From: ludvigprin@aol.com (LudvigPrin)
Newsgroups: alt.magick
Subject: Re: non-dogmatic magick
Date: 9 Mar 1998 05:40:46 GMT


There we have the problem with learning from books. These days, it's trendy to write books for a living, and consequently 80% of the stuff you see in occult bookstores in absolute crap (I used to work at one, so that's from personal experience). In order to sell more books, the author has to operate on the pretense that he or she can provide information that other authors can not, while remaining derivative enough to spare themselves a lot of hard labor.

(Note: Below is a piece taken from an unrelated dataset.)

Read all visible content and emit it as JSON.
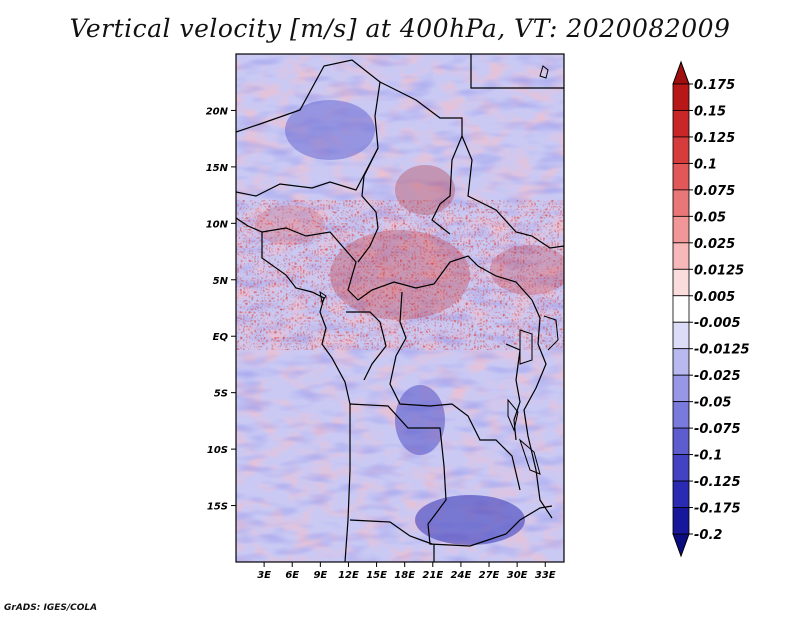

What you end up with is a book that contains three or more of the following:

1) Chakras
2) Chants in a foreign language
3) The Threefold Law
4) Herb, oil, or incense magic from "tradition" (ie 777)
5) A leftist political agenda
6) Some form of sexism
7) At least one ritual from Crowley or the Golden Dawn
8) Sex magic
9) Drug magic

Read anything from Starhawk, Kenneth Grant, Z Budapest, or Chris Hyatt, to name a few.

The practical aspects of magic can be broken down into its constituent parts, in a sense a system of magical physics. Every "system" of magic consists of a few simple rules, along with a lot of window dressing. That's the trap of modern magical traditions--arguing over the window dressing.